One of the VRA’s core protections is its preclearance system, which previously required states with a documented history of discrimination to allow the federal government to review changes to voting laws and practices before they were implemented. This provision was struck down in 2013 by the Supreme Court in Shelby v. Holder, where the court held that while preclearance is constitutional; it is unconstitutional to apply it to states based on the 1965 formula.
Congressmen Sensenbrenner and Conyers introduced the Voting Rights Amendment Act of 2017 in response to this ruling. The VRAA would make all states and jurisdictions eligible for coverage formula based on voting violations in the last 15 years. Key elements of the legislation include:
- Applies equally to every state in the country and only applies if a state has a documented history of discrimination.
- States would only be subject to preclearance if they have committed five voting violations in the last 15 years.
- Provides greater transparency in elections so that voters are made aware of any changes to polling times, dates, locations, and protocols. The additional sunlight will deter discrimination from occurring and protect voters from discrimination.

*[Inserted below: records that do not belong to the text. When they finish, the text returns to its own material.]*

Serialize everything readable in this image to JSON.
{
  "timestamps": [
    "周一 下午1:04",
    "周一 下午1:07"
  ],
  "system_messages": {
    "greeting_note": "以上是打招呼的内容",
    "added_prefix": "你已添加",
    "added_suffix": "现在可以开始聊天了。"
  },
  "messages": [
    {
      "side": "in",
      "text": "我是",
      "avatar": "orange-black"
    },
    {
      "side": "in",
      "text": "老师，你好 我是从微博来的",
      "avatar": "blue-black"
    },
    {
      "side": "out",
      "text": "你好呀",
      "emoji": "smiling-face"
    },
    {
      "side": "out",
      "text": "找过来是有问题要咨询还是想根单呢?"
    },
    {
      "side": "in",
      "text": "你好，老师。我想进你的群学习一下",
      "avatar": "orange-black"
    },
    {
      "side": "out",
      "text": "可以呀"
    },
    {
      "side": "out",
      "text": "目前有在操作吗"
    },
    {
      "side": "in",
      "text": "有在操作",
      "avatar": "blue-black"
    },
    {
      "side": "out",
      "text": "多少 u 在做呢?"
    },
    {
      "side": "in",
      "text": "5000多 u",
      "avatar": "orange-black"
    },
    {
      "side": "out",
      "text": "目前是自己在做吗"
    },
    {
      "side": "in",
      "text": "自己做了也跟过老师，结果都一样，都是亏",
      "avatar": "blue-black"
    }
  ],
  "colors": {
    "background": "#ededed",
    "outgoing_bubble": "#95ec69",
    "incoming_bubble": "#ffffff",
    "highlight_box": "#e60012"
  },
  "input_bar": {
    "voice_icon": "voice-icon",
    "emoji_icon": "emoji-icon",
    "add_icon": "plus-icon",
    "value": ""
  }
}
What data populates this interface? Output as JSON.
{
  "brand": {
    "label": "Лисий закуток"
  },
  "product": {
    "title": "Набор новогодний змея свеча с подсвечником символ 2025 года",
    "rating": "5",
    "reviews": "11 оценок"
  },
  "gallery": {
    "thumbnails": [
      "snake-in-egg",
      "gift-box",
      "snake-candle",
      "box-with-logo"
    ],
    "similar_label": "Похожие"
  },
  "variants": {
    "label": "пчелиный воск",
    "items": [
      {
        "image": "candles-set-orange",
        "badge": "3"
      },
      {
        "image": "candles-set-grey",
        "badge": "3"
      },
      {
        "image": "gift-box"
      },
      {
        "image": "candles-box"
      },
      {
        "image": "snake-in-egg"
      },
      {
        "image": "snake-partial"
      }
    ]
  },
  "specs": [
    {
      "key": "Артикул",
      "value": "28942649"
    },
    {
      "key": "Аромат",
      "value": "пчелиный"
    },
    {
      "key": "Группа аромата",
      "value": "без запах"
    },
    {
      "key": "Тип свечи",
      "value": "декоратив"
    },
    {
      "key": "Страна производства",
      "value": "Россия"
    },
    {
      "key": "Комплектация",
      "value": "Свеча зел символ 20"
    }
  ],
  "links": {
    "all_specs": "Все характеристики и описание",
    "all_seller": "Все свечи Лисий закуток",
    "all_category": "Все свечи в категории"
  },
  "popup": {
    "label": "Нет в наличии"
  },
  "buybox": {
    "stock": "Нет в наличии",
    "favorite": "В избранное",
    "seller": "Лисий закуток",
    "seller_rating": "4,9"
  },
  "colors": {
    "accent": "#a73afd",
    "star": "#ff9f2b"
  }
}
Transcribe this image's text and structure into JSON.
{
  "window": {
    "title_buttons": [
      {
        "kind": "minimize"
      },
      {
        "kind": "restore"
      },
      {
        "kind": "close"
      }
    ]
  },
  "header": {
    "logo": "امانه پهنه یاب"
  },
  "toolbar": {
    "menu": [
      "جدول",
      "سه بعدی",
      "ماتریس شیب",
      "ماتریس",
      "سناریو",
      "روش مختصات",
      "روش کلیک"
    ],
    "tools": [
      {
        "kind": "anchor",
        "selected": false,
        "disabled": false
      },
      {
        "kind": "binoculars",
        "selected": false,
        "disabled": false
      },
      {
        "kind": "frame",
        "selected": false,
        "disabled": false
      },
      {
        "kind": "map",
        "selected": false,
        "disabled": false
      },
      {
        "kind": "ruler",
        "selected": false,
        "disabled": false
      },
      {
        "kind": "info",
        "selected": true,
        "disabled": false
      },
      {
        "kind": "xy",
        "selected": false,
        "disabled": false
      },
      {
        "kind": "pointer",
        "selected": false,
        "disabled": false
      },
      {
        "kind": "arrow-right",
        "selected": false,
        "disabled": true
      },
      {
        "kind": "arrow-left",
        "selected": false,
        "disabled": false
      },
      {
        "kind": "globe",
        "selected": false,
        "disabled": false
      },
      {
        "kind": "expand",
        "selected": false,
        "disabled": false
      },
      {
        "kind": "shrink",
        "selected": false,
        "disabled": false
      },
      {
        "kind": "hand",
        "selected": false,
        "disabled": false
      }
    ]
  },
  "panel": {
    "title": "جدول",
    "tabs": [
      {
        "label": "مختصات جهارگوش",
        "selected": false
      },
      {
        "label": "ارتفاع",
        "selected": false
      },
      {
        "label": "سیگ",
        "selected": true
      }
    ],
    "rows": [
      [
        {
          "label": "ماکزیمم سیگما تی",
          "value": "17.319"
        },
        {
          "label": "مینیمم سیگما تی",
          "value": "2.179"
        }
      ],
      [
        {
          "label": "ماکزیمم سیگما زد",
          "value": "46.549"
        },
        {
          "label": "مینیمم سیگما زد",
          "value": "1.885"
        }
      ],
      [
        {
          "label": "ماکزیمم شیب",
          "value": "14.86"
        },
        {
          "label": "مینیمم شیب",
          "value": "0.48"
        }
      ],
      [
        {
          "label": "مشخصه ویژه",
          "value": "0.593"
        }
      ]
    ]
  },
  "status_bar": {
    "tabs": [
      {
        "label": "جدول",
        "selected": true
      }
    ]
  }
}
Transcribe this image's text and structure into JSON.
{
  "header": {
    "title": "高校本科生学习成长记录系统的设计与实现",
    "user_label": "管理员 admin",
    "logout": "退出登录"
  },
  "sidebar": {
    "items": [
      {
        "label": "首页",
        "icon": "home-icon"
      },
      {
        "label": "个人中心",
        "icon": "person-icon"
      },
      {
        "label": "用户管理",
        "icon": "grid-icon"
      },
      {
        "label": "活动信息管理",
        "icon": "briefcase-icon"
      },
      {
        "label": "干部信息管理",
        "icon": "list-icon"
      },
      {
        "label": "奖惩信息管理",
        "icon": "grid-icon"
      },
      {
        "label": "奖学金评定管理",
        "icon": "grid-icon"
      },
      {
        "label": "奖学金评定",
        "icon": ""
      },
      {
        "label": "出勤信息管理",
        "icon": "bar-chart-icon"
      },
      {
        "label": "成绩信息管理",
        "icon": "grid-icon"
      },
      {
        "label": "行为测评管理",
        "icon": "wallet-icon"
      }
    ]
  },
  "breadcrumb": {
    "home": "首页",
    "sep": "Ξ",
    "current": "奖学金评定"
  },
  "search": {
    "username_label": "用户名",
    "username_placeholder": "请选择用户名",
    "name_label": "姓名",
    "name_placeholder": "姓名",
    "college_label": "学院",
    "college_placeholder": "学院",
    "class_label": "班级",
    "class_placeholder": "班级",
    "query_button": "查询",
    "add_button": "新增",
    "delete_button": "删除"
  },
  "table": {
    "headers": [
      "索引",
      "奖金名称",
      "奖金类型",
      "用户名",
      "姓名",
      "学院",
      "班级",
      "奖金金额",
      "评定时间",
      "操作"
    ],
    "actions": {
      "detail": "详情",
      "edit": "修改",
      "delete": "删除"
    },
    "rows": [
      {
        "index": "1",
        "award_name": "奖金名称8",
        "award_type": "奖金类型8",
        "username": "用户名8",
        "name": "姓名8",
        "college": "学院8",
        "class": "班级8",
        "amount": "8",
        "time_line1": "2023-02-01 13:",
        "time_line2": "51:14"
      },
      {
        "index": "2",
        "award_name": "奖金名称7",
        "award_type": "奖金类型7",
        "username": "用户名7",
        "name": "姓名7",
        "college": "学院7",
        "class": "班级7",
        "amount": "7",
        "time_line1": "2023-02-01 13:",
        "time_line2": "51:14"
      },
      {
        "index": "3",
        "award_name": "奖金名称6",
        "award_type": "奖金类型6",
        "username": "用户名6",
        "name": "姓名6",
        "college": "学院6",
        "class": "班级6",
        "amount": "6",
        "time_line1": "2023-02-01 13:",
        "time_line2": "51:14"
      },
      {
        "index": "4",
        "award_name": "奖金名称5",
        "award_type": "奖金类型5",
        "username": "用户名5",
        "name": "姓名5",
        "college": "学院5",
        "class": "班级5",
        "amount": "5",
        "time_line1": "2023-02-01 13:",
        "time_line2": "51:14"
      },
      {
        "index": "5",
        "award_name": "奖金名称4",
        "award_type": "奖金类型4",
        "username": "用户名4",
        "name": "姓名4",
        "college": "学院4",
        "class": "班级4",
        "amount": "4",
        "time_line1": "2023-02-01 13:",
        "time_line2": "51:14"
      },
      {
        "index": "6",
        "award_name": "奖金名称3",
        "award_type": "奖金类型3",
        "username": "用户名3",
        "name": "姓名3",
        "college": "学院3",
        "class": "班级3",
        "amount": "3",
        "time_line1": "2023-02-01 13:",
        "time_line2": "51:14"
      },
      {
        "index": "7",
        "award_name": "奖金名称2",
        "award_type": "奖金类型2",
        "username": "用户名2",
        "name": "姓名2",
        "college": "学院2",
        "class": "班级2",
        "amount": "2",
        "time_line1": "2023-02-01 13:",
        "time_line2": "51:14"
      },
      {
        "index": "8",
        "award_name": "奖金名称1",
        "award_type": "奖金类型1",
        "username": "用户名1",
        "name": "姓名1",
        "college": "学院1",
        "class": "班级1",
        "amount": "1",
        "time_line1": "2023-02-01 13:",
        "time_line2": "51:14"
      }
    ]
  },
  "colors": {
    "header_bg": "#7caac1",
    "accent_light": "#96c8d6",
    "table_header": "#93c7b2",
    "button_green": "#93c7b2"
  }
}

- Allows for preliminary relief to be obtained more readily, given that voting rights cannot often be vindicated after an election is already over.
Congressman Sensenbrenner: “Every American – no matter the color of their skin – needs to know that we understand their right to vote is sacred. That is why reauthorizing the Voting Rights Act is so important. I’m confident that congressional leaders of both parties can come together in support of this modernized legislation and show their unfailing commitment to protecting that right.”
Congressman Conyers: “As a founding member of the Congressional Black Caucus who cosponsored the original Voting Rights Act in 1965, I have witnessed firsthand the stain that discrimination has placed on our democracy. The right to vote is the foundation of all other rights and the Voting Rights Act was critical to ensuring equal access to the ballot box for all Americans. In the wake of the 2013 Supreme Court decision, some states immediately worked to roll back the progress that has been made. Congress has a long history of protecting and expanding access to the ballot box and it should continue to build on that legacy by fully restoring and enhancing the Voting Rights Act.”President Lyndon Johnson signed the Voting Rights Act into law in August of 1965, and it has been reauthorized four times since. President George W. Bush signed the most recent reauthorization into law in 2006, after the House voted 390-33 and the Senate 98-0 in favor of the legislation.